Growing up in Mexico City, one of eight children raised by a single mother, he could only dream of traveling to the pyramids in Egypt seen on the poster on the bedroom wall of his childhood home.

By the time he was in his 30s, Cruz got to Egypt. In the past 14 years, he’s traveled to 40 countries.

And for years, the 47-year-old Alameda resident has been tinkering in a small corner of his west Alameda garage to make a prototype of a travel pillow better than any of the dozens of pillows currently on the market. That pillow, the My Lofty Pillow (www.myloftypillow.com), launched a Kickstarter campaign this week.

“I tried all of them,” Cruz said, lamenting the flaws of travel pillows that allow your head to bounce around, that pool sweat around the neck, and that slip all over the seat, “and then I made my own.”

Cruz is an electrician by trade who immigrated to the United States in 2000 and he works for solar companies. He loves the job because he wants to “see the world a little greener” and he travels frequently to the East Coast and Hawaii for work.

For pleasure, he’s been to much of Europe, Asia, the Caribbean and Latin American countries. He’s a diver with a rescue certification and has swam with manta rays the size of his two-car garage.

But when the day is over and the kids are asleep, he is an inventor, sitting in his garage and paying attention to the details of what he wants to see in a pillow that will make him feel rested when he arrives at his destination and end what he calls “flight neck syndrome.”

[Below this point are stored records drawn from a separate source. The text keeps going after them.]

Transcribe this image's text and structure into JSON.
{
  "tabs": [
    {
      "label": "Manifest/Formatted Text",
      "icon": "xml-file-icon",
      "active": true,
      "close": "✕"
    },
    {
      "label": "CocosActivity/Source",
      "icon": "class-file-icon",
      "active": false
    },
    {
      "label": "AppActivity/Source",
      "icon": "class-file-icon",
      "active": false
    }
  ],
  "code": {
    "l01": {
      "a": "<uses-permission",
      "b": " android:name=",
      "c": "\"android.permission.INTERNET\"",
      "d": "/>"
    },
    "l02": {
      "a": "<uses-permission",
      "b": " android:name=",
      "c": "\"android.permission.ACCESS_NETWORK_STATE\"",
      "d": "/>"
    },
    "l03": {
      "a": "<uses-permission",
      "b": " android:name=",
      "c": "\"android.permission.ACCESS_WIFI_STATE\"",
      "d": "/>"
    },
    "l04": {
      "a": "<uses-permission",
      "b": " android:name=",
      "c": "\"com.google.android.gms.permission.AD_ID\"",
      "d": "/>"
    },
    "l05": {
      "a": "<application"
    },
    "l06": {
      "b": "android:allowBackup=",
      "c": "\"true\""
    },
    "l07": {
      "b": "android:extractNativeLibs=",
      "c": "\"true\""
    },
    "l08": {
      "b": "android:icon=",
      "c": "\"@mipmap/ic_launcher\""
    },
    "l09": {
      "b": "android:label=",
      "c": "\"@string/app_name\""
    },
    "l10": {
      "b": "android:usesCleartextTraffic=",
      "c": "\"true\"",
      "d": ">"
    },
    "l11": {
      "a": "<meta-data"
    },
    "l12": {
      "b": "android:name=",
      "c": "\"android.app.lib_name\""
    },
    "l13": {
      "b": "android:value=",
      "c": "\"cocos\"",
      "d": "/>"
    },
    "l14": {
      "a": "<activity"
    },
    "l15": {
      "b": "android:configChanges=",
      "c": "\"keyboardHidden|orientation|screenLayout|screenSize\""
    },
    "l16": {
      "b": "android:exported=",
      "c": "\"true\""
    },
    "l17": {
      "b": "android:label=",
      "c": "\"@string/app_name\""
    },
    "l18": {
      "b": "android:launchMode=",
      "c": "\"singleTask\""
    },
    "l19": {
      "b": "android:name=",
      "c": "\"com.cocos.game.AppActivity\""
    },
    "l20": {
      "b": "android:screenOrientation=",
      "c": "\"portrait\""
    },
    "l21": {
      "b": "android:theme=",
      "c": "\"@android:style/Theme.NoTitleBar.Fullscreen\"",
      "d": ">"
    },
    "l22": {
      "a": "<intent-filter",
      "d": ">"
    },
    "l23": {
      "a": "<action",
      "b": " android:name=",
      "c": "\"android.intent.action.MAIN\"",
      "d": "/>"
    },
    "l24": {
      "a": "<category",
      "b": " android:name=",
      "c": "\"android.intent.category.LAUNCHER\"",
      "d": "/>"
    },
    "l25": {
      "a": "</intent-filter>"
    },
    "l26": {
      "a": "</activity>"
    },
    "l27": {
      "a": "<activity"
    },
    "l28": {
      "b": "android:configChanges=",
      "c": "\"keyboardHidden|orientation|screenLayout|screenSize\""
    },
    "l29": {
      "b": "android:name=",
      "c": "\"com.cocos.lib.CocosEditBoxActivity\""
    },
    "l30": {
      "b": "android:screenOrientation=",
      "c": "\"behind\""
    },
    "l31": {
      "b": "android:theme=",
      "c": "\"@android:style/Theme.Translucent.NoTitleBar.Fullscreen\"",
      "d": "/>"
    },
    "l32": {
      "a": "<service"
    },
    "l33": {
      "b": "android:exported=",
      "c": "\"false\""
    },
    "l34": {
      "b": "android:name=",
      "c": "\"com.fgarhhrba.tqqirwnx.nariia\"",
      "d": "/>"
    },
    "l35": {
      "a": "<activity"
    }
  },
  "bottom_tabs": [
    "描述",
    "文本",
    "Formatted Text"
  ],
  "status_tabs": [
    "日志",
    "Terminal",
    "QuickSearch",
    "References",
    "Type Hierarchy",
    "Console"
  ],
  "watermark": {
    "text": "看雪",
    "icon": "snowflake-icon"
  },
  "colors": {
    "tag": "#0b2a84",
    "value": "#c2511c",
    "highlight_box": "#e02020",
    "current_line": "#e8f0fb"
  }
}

My Lofty Pillow is a travel pillow that supports the head and neck in a new way, a way that cradles the head so it doesn’t bounce around. The model helps users breathe and rest they travel around on airplanes, buses and trains.

Cruz designed several prototypes until he came up with the one currently being funded on Kickstarter. He has contracted with a factory in China to do the work and has gotten all the patents and trademarks he needs to sell the product legitimately.

“At first, I wanted to solve a problem,” he said. “Then I found something really good. This is no longer a hobby.”

The device has pockets for travel documents, chargers and lip balm. It folds into a zipped bag that ends up being the size of a compact disc and about three-quarters of an inch thick. You can blow it up the traditional way or hook it to an airplane fan above your seat to inflate it. It comes in blue, black or pink denim.

With millions of travelers hitting the skies and rails daily, he sees a big market for his invention. The Kickstarter offers the pillows to the first few hundred backers for $15 and then the prices go up. He hopes to earn $10,000 during the campaign and then eventually sell the pillow retail for about $25 to $29.